I asked him if he cared to tell me what he was doing, and he said that I had “devalued his gun because pulling the slide back scars the rails and breech, and I just cut the value of his gun in half”. He told me and my brothers not to move that he was getting the owner to come decide if I owed him any money for damaging this gun.

Since they are all test fired before leaving the factory, go back there and tell him that you want one that hasn't been ruined by being test fired.
 
There are only a handful of guns made every year where working the action could reduce the value. I doubt anyone at Kahr has even heard of them.
 
I don't see a need to ask to safely handle a weapon unless it's a collector's item.
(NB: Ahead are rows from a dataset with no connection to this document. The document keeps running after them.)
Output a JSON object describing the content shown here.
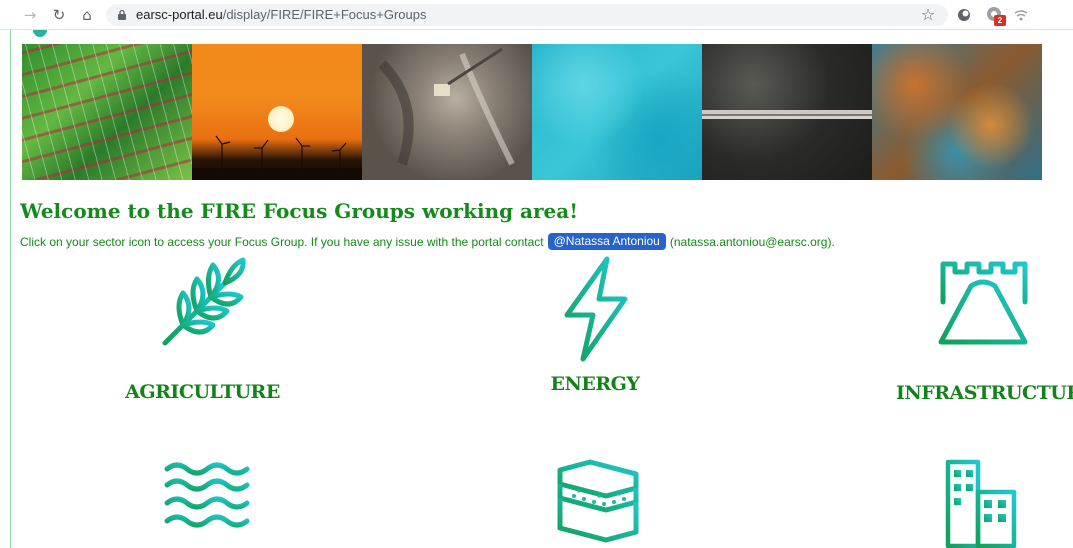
{
  "browser": {
    "url_domain": "earsc-portal.eu",
    "url_path": "/display/FIRE/FIRE+Focus+Groups",
    "extension_badge": "2",
    "icons": [
      "back-arrow-icon",
      "reload-icon",
      "home-icon",
      "lock-icon",
      "star-icon",
      "extension-icon"
    ]
  },
  "banner": {
    "tiles": [
      "agriculture-fields",
      "sunset-wind-turbines",
      "open-pit-mine",
      "turquoise-sea",
      "city-aerial",
      "rust-terrain"
    ]
  },
  "page": {
    "title": "Welcome to the FIRE Focus Groups working area!",
    "intro_before": "Click on your sector icon to access your Focus Group. If you have any issue with the portal contact",
    "mention": "@Natassa Antoniou",
    "intro_after": "(natassa.antoniou@earsc.org)."
  },
  "sectors": [
    {
      "label": "AGRICULTURE",
      "icon": "wheat-icon"
    },
    {
      "label": "ENERGY",
      "icon": "lightning-icon"
    },
    {
      "label": "INFRASTRUCTURE",
      "icon": "road-bridge-icon"
    },
    {
      "label": "",
      "icon": "waves-icon"
    },
    {
      "label": "",
      "icon": "soil-layers-icon"
    },
    {
      "label": "",
      "icon": "buildings-icon"
    }
  ],
  "colors": {
    "title_green": "#138a1a",
    "icon_gradient_start": "#14a05a",
    "icon_gradient_end": "#1fc7cf",
    "mention_blue": "#2764c9"
  }
}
I find it ridiculous as well, considering how it's to be used...but it just shows politeness to do such, which usually helps later if you wish to barter down the price, etc.
 
looking at guns

With a revolver that I have an interest in buying I will generally rotate the cylinder by cocking the hammer while applying a light drag to the cylinder with my finger. A few times I have been asked not to do this with on grounds it will place undue wear on the hand. Invariably said revolver has a carry up problem. Any more, if I can't do that test I walk.
 
you know, i understand the reason of hiring a person for minimum wage. but to put that person in a place to show firearms, with absoloutly no knowledge of them is not only rediculous, it is downright dangerous! i also would never go back to that store. but i would also write a letter to the owner and explain how dangerous it is to him that someone with zero knowledge is showing firearms to anyone. the next person through the door may know even less about firearms, and just pull the trigger!